New Jersey's highly developed farm-to-consumer culture takes care of this nicely. The state is dotted with real turkey farms—places where you can go, buy a freshly killed (or at least recently frozen) turkey at a price that's a bit more than the supermarket and more than a bit less than the fancy stores.
This past week I checked out Hinck's Turkey Farm in Manasquan, an area I didn't associate with farming at all. But having seen farms in the oddest places, I was ready for anything. What I found was an industrial building across from an outlet mall, with grazing animals—cows, goats, and chickens, but no turkeys—in a field on one side.
The attached building had been converted into a deli—but a very turkey-oriented deli. They had roast turkey legs and breasts, offered turkey sandwiches, and whole Thanksgiving-style turkey dinners. What I wanted—a whole, fresh turkey—was nowhere to be seen. When I asked if they had their own turkey farm or whole raw turkeys for sale, it was like giving the secret password.
With a look that said "I'll get you the real stuff," a woman behind the counter told me that fresh turkeys are available almost every day of the year for $2.95 a pound and typically run twelve to twenty-four pounds.

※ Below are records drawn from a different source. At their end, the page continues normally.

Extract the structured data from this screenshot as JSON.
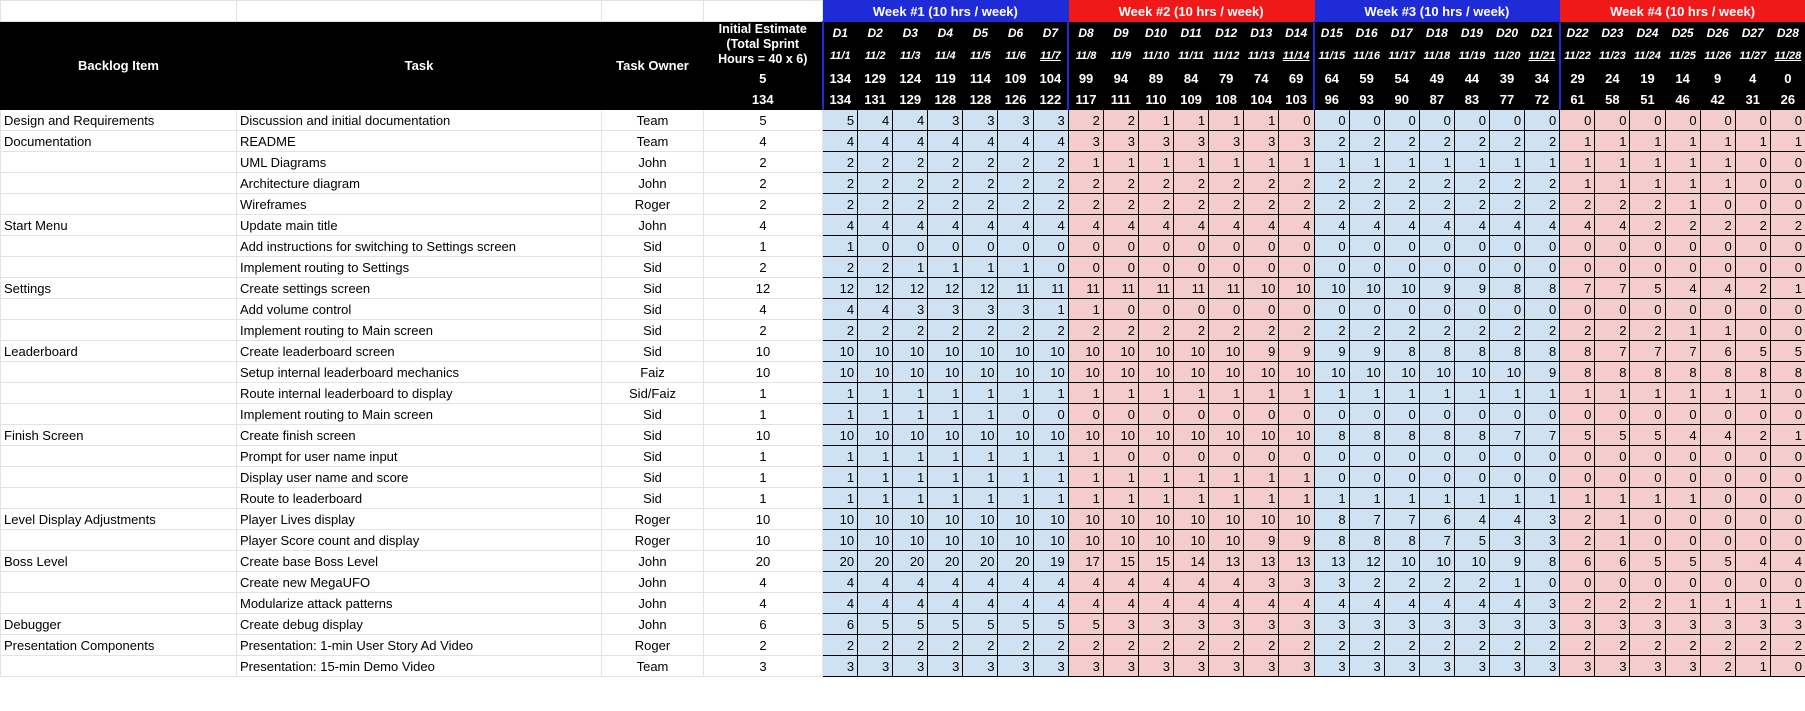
{
  "header": {
    "backlog_item": "Backlog Item",
    "task": "Task",
    "task_owner": "Task Owner",
    "initial_estimate": "Initial Estimate (Total Sprint Hours = 40 x 6)",
    "initial_total": "5",
    "estimate_sum": "134"
  },
  "weeks": [
    {
      "label": "Week #1 (10 hrs / week)",
      "color": "#1f2bd6"
    },
    {
      "label": "Week #2 (10 hrs / week)",
      "color": "#f01818"
    },
    {
      "label": "Week #3 (10 hrs / week)",
      "color": "#1f2bd6"
    },
    {
      "label": "Week #4 (10 hrs / week)",
      "color": "#f01818"
    }
  ],
  "days": [
    "D1",
    "D2",
    "D3",
    "D4",
    "D5",
    "D6",
    "D7",
    "D8",
    "D9",
    "D10",
    "D11",
    "D12",
    "D13",
    "D14",
    "D15",
    "D16",
    "D17",
    "D18",
    "D19",
    "D20",
    "D21",
    "D22",
    "D23",
    "D24",
    "D25",
    "D26",
    "D27",
    "D28"
  ],
  "dates": [
    "11/1",
    "11/2",
    "11/3",
    "11/4",
    "11/5",
    "11/6",
    "11/7",
    "11/8",
    "11/9",
    "11/10",
    "11/11",
    "11/12",
    "11/13",
    "11/14",
    "11/15",
    "11/16",
    "11/17",
    "11/18",
    "11/19",
    "11/20",
    "11/21",
    "11/22",
    "11/23",
    "11/24",
    "11/25",
    "11/26",
    "11/27",
    "11/28"
  ],
  "ideal_remaining": [
    "134",
    "129",
    "124",
    "119",
    "114",
    "109",
    "104",
    "99",
    "94",
    "89",
    "84",
    "79",
    "74",
    "69",
    "64",
    "59",
    "54",
    "49",
    "44",
    "39",
    "34",
    "29",
    "24",
    "19",
    "14",
    "9",
    "4",
    "0"
  ],
  "actual_remaining": [
    "134",
    "131",
    "129",
    "128",
    "128",
    "126",
    "122",
    "117",
    "111",
    "110",
    "109",
    "108",
    "104",
    "103",
    "96",
    "93",
    "90",
    "87",
    "83",
    "77",
    "72",
    "61",
    "58",
    "51",
    "46",
    "42",
    "31",
    "26"
  ],
  "rows": [
    {
      "item": "Design and Requirements",
      "task": "Discussion and initial documentation",
      "owner": "Team",
      "est": "5",
      "d": [
        "5",
        "4",
        "4",
        "3",
        "3",
        "3",
        "3",
        "2",
        "2",
        "1",
        "1",
        "1",
        "1",
        "0",
        "0",
        "0",
        "0",
        "0",
        "0",
        "0",
        "0",
        "0",
        "0",
        "0",
        "0",
        "0",
        "0",
        "0"
      ]
    },
    {
      "item": "Documentation",
      "task": "README",
      "owner": "Team",
      "est": "4",
      "d": [
        "4",
        "4",
        "4",
        "4",
        "4",
        "4",
        "4",
        "3",
        "3",
        "3",
        "3",
        "3",
        "3",
        "3",
        "2",
        "2",
        "2",
        "2",
        "2",
        "2",
        "2",
        "1",
        "1",
        "1",
        "1",
        "1",
        "1",
        "1"
      ]
    },
    {
      "item": "",
      "task": "UML Diagrams",
      "owner": "John",
      "est": "2",
      "d": [
        "2",
        "2",
        "2",
        "2",
        "2",
        "2",
        "2",
        "1",
        "1",
        "1",
        "1",
        "1",
        "1",
        "1",
        "1",
        "1",
        "1",
        "1",
        "1",
        "1",
        "1",
        "1",
        "1",
        "1",
        "1",
        "1",
        "0",
        "0"
      ]
    },
    {
      "item": "",
      "task": "Architecture diagram",
      "owner": "John",
      "est": "2",
      "d": [
        "2",
        "2",
        "2",
        "2",
        "2",
        "2",
        "2",
        "2",
        "2",
        "2",
        "2",
        "2",
        "2",
        "2",
        "2",
        "2",
        "2",
        "2",
        "2",
        "2",
        "2",
        "1",
        "1",
        "1",
        "1",
        "1",
        "0",
        "0"
      ]
    },
    {
      "item": "",
      "task": "Wireframes",
      "owner": "Roger",
      "est": "2",
      "d": [
        "2",
        "2",
        "2",
        "2",
        "2",
        "2",
        "2",
        "2",
        "2",
        "2",
        "2",
        "2",
        "2",
        "2",
        "2",
        "2",
        "2",
        "2",
        "2",
        "2",
        "2",
        "2",
        "2",
        "2",
        "1",
        "0",
        "0",
        "0"
      ]
    },
    {
      "item": "Start Menu",
      "task": "Update main title",
      "owner": "John",
      "est": "4",
      "d": [
        "4",
        "4",
        "4",
        "4",
        "4",
        "4",
        "4",
        "4",
        "4",
        "4",
        "4",
        "4",
        "4",
        "4",
        "4",
        "4",
        "4",
        "4",
        "4",
        "4",
        "4",
        "4",
        "4",
        "2",
        "2",
        "2",
        "2",
        "2"
      ]
    },
    {
      "item": "",
      "task": "Add instructions for switching to Settings screen",
      "owner": "Sid",
      "est": "1",
      "d": [
        "1",
        "0",
        "0",
        "0",
        "0",
        "0",
        "0",
        "0",
        "0",
        "0",
        "0",
        "0",
        "0",
        "0",
        "0",
        "0",
        "0",
        "0",
        "0",
        "0",
        "0",
        "0",
        "0",
        "0",
        "0",
        "0",
        "0",
        "0"
      ]
    },
    {
      "item": "",
      "task": "Implement routing to Settings",
      "owner": "Sid",
      "est": "2",
      "d": [
        "2",
        "2",
        "1",
        "1",
        "1",
        "1",
        "0",
        "0",
        "0",
        "0",
        "0",
        "0",
        "0",
        "0",
        "0",
        "0",
        "0",
        "0",
        "0",
        "0",
        "0",
        "0",
        "0",
        "0",
        "0",
        "0",
        "0",
        "0"
      ]
    },
    {
      "item": "Settings",
      "task": "Create settings screen",
      "owner": "Sid",
      "est": "12",
      "d": [
        "12",
        "12",
        "12",
        "12",
        "12",
        "11",
        "11",
        "11",
        "11",
        "11",
        "11",
        "11",
        "10",
        "10",
        "10",
        "10",
        "10",
        "9",
        "9",
        "8",
        "8",
        "7",
        "7",
        "5",
        "4",
        "4",
        "2",
        "1"
      ]
    },
    {
      "item": "",
      "task": "Add volume control",
      "owner": "Sid",
      "est": "4",
      "d": [
        "4",
        "4",
        "3",
        "3",
        "3",
        "3",
        "1",
        "1",
        "0",
        "0",
        "0",
        "0",
        "0",
        "0",
        "0",
        "0",
        "0",
        "0",
        "0",
        "0",
        "0",
        "0",
        "0",
        "0",
        "0",
        "0",
        "0",
        "0"
      ]
    },
    {
      "item": "",
      "task": "Implement routing to Main screen",
      "owner": "Sid",
      "est": "2",
      "d": [
        "2",
        "2",
        "2",
        "2",
        "2",
        "2",
        "2",
        "2",
        "2",
        "2",
        "2",
        "2",
        "2",
        "2",
        "2",
        "2",
        "2",
        "2",
        "2",
        "2",
        "2",
        "2",
        "2",
        "2",
        "1",
        "1",
        "0",
        "0"
      ]
    },
    {
      "item": "Leaderboard",
      "task": "Create leaderboard screen",
      "owner": "Sid",
      "est": "10",
      "d": [
        "10",
        "10",
        "10",
        "10",
        "10",
        "10",
        "10",
        "10",
        "10",
        "10",
        "10",
        "10",
        "9",
        "9",
        "9",
        "9",
        "8",
        "8",
        "8",
        "8",
        "8",
        "8",
        "7",
        "7",
        "7",
        "6",
        "5",
        "5"
      ]
    },
    {
      "item": "",
      "task": "Setup internal leaderboard mechanics",
      "owner": "Faiz",
      "est": "10",
      "d": [
        "10",
        "10",
        "10",
        "10",
        "10",
        "10",
        "10",
        "10",
        "10",
        "10",
        "10",
        "10",
        "10",
        "10",
        "10",
        "10",
        "10",
        "10",
        "10",
        "10",
        "9",
        "8",
        "8",
        "8",
        "8",
        "8",
        "8",
        "8"
      ]
    },
    {
      "item": "",
      "task": "Route internal leaderboard to display",
      "owner": "Sid/Faiz",
      "est": "1",
      "d": [
        "1",
        "1",
        "1",
        "1",
        "1",
        "1",
        "1",
        "1",
        "1",
        "1",
        "1",
        "1",
        "1",
        "1",
        "1",
        "1",
        "1",
        "1",
        "1",
        "1",
        "1",
        "1",
        "1",
        "1",
        "1",
        "1",
        "1",
        "0"
      ]
    },
    {
      "item": "",
      "task": "Implement routing to Main screen",
      "owner": "Sid",
      "est": "1",
      "d": [
        "1",
        "1",
        "1",
        "1",
        "1",
        "0",
        "0",
        "0",
        "0",
        "0",
        "0",
        "0",
        "0",
        "0",
        "0",
        "0",
        "0",
        "0",
        "0",
        "0",
        "0",
        "0",
        "0",
        "0",
        "0",
        "0",
        "0",
        "0"
      ]
    },
    {
      "item": "Finish Screen",
      "task": "Create finish screen",
      "owner": "Sid",
      "est": "10",
      "d": [
        "10",
        "10",
        "10",
        "10",
        "10",
        "10",
        "10",
        "10",
        "10",
        "10",
        "10",
        "10",
        "10",
        "10",
        "8",
        "8",
        "8",
        "8",
        "8",
        "7",
        "7",
        "5",
        "5",
        "5",
        "4",
        "4",
        "2",
        "1"
      ]
    },
    {
      "item": "",
      "task": "Prompt for user name input",
      "owner": "Sid",
      "est": "1",
      "d": [
        "1",
        "1",
        "1",
        "1",
        "1",
        "1",
        "1",
        "1",
        "0",
        "0",
        "0",
        "0",
        "0",
        "0",
        "0",
        "0",
        "0",
        "0",
        "0",
        "0",
        "0",
        "0",
        "0",
        "0",
        "0",
        "0",
        "0",
        "0"
      ]
    },
    {
      "item": "",
      "task": "Display user name and score",
      "owner": "Sid",
      "est": "1",
      "d": [
        "1",
        "1",
        "1",
        "1",
        "1",
        "1",
        "1",
        "1",
        "1",
        "1",
        "1",
        "1",
        "1",
        "1",
        "0",
        "0",
        "0",
        "0",
        "0",
        "0",
        "0",
        "0",
        "0",
        "0",
        "0",
        "0",
        "0",
        "0"
      ]
    },
    {
      "item": "",
      "task": "Route to leaderboard",
      "owner": "Sid",
      "est": "1",
      "d": [
        "1",
        "1",
        "1",
        "1",
        "1",
        "1",
        "1",
        "1",
        "1",
        "1",
        "1",
        "1",
        "1",
        "1",
        "1",
        "1",
        "1",
        "1",
        "1",
        "1",
        "1",
        "1",
        "1",
        "1",
        "1",
        "0",
        "0",
        "0"
      ]
    },
    {
      "item": "Level Display Adjustments",
      "task": "Player Lives display",
      "owner": "Roger",
      "est": "10",
      "d": [
        "10",
        "10",
        "10",
        "10",
        "10",
        "10",
        "10",
        "10",
        "10",
        "10",
        "10",
        "10",
        "10",
        "10",
        "8",
        "7",
        "7",
        "6",
        "4",
        "4",
        "3",
        "2",
        "1",
        "0",
        "0",
        "0",
        "0",
        "0"
      ]
    },
    {
      "item": "",
      "task": "Player Score count and display",
      "owner": "Roger",
      "est": "10",
      "d": [
        "10",
        "10",
        "10",
        "10",
        "10",
        "10",
        "10",
        "10",
        "10",
        "10",
        "10",
        "10",
        "9",
        "9",
        "8",
        "8",
        "8",
        "7",
        "5",
        "3",
        "3",
        "2",
        "1",
        "0",
        "0",
        "0",
        "0",
        "0"
      ]
    },
    {
      "item": "Boss Level",
      "task": "Create base Boss Level",
      "owner": "John",
      "est": "20",
      "d": [
        "20",
        "20",
        "20",
        "20",
        "20",
        "20",
        "19",
        "17",
        "15",
        "15",
        "14",
        "13",
        "13",
        "13",
        "13",
        "12",
        "10",
        "10",
        "10",
        "9",
        "8",
        "6",
        "6",
        "5",
        "5",
        "5",
        "4",
        "4"
      ]
    },
    {
      "item": "",
      "task": "Create new MegaUFO",
      "owner": "John",
      "est": "4",
      "d": [
        "4",
        "4",
        "4",
        "4",
        "4",
        "4",
        "4",
        "4",
        "4",
        "4",
        "4",
        "4",
        "3",
        "3",
        "3",
        "2",
        "2",
        "2",
        "2",
        "1",
        "0",
        "0",
        "0",
        "0",
        "0",
        "0",
        "0",
        "0"
      ]
    },
    {
      "item": "",
      "task": "Modularize attack patterns",
      "owner": "John",
      "est": "4",
      "d": [
        "4",
        "4",
        "4",
        "4",
        "4",
        "4",
        "4",
        "4",
        "4",
        "4",
        "4",
        "4",
        "4",
        "4",
        "4",
        "4",
        "4",
        "4",
        "4",
        "4",
        "3",
        "2",
        "2",
        "2",
        "1",
        "1",
        "1",
        "1"
      ]
    },
    {
      "item": "Debugger",
      "task": "Create debug display",
      "owner": "John",
      "est": "6",
      "d": [
        "6",
        "5",
        "5",
        "5",
        "5",
        "5",
        "5",
        "5",
        "3",
        "3",
        "3",
        "3",
        "3",
        "3",
        "3",
        "3",
        "3",
        "3",
        "3",
        "3",
        "3",
        "3",
        "3",
        "3",
        "3",
        "3",
        "3",
        "3"
      ]
    },
    {
      "item": "Presentation Components",
      "task": "Presentation: 1-min User Story Ad Video",
      "owner": "Roger",
      "est": "2",
      "d": [
        "2",
        "2",
        "2",
        "2",
        "2",
        "2",
        "2",
        "2",
        "2",
        "2",
        "2",
        "2",
        "2",
        "2",
        "2",
        "2",
        "2",
        "2",
        "2",
        "2",
        "2",
        "2",
        "2",
        "2",
        "2",
        "2",
        "2",
        "2"
      ]
    },
    {
      "item": "",
      "task": "Presentation: 15-min Demo Video",
      "owner": "Team",
      "est": "3",
      "d": [
        "3",
        "3",
        "3",
        "3",
        "3",
        "3",
        "3",
        "3",
        "3",
        "3",
        "3",
        "3",
        "3",
        "3",
        "3",
        "3",
        "3",
        "3",
        "3",
        "3",
        "3",
        "3",
        "3",
        "3",
        "3",
        "2",
        "1",
        "0"
      ]
    }
  ]
}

Raising and processing occurred at a farm nearby that wasn't open to the public. I could, however, drive by and confirm that the turkeys were free-range.
I bought a thirteen pounder and headed home.
Back in the kitchen, I set my Hinck's turkey in a roasting pan. It was obvious that it wasn't a heritage breed; its shape was exactly the same as a bird from the supermarket. But taking a bite told a somewhat different story. The Hinck's turkey had real flavor—not the deep intensity of a heritage bird, but it wasn't bland or delicate like the supermarket stuff. Nor was it perfectly tender. It had a bit of grain, but still a real improvement over the supermarket product.
Is Hinck's a good choice for turkey shoppers? I think so. It's a good and decently priced alternative to the much cheaper mega-mart turkeys, and the elite products offered by other farms and specialty stores. My own opinion is that a roast turkey is an ideal meat for any sort of winter gathering. Less expensive that a large beef roast and more often grown locally, turkey can almost be thought of as a local New Jersey food. And there's no better place to buy one than a farm store like Hinck's.